128×160/160×128 (iAudio U3, F2, X5, Creative Mozaic+++)
Technically 160×128 is a 5:4 aspect ratio but it’s close enough to 4:3 to let go. The reason for that is that this is basically the worst resolution a video player can possible have in 2008, with 128×1288 players going out. Players with this resolution shouldn’t be alowev to advertise video and picture support, the resolution is simply to useless. Screen sizes are normally around 1.8-2″ for this resolution, which gives 20480 pixels. That’s about 10000 pixels per inch, which is 1/3 what’s normal. Although these players are sometimes highscreens, videos are watched widescreen so thats what the screens are based off
176×220/220×176 (Sandisk Sansa e200, Sansa Fuze ++)
This is a resolution often used by SanDisk, and it’s still long away from being a decent video resolution. 176×220 gives you 38720, which with 2″ screens give us 19360 pixels per inch, 4:3 aspect ratio. Twice the number of pixels and pixel density of the 128×160 players, but still far away from the standard in that screen range.
320×240 (Cowon D2, Creative Zen, Sony NWZ Video Players ++++++)
This is an extremely common resolution and also the first one that’s worth watching anything on and so this resolution should be what separates DAPs and PMPs regardless of whether or not smaller players can play media. 320×240 aka QVGA (Quarter VGA) equals 76800 pixels, with 30720 pixels per inch on a 2.5″ screen, 4:3 aspect ratio.
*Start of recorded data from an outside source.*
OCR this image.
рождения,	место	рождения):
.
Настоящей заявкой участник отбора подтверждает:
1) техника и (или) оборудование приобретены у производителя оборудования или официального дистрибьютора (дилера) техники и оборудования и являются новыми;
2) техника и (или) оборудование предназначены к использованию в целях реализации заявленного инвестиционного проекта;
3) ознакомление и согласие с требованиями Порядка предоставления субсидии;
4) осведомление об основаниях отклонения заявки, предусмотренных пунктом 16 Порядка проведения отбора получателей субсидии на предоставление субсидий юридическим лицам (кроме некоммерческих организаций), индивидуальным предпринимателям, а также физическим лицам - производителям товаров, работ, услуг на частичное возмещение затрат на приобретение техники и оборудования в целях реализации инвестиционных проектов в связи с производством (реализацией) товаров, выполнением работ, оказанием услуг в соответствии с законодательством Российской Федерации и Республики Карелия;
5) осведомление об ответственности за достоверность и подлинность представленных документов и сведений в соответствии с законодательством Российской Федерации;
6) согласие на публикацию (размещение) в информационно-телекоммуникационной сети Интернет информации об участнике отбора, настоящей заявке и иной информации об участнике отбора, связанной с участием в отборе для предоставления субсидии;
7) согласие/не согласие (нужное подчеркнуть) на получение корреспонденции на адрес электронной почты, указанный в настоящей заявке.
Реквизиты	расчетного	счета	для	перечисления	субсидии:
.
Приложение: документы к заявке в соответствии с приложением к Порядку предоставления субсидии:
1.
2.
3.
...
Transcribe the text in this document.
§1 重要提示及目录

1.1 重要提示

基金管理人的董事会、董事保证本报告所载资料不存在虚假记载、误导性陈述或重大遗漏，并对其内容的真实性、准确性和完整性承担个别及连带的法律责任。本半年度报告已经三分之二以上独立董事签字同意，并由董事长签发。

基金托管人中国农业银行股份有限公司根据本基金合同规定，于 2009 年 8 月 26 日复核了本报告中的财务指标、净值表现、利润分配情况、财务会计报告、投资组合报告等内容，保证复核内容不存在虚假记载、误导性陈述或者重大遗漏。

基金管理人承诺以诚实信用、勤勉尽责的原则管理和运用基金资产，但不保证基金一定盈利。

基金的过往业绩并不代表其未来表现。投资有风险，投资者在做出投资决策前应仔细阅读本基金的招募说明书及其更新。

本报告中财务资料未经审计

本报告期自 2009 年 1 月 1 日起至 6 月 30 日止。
Most screens this resolution is 2.5″ but some are lower (Sony S610 is 1.8″, Sony A810 is 2″, Clix 2 is 2.2″, Archos 405 is 3.5″ etc). While some think this resolution and screen size is also too low, people with normal vision should be able to watch an occasional movie on it. I wouldn’t recommend going too much over 2.5″ without stepping up resolution wise at it will bring down your pixel per inch count and it will be noticeable, especially on players such as the Archos 5.
480×272 (Samsung P2, PSP, Zen Vision:W, iAudio A2, O2, S9++)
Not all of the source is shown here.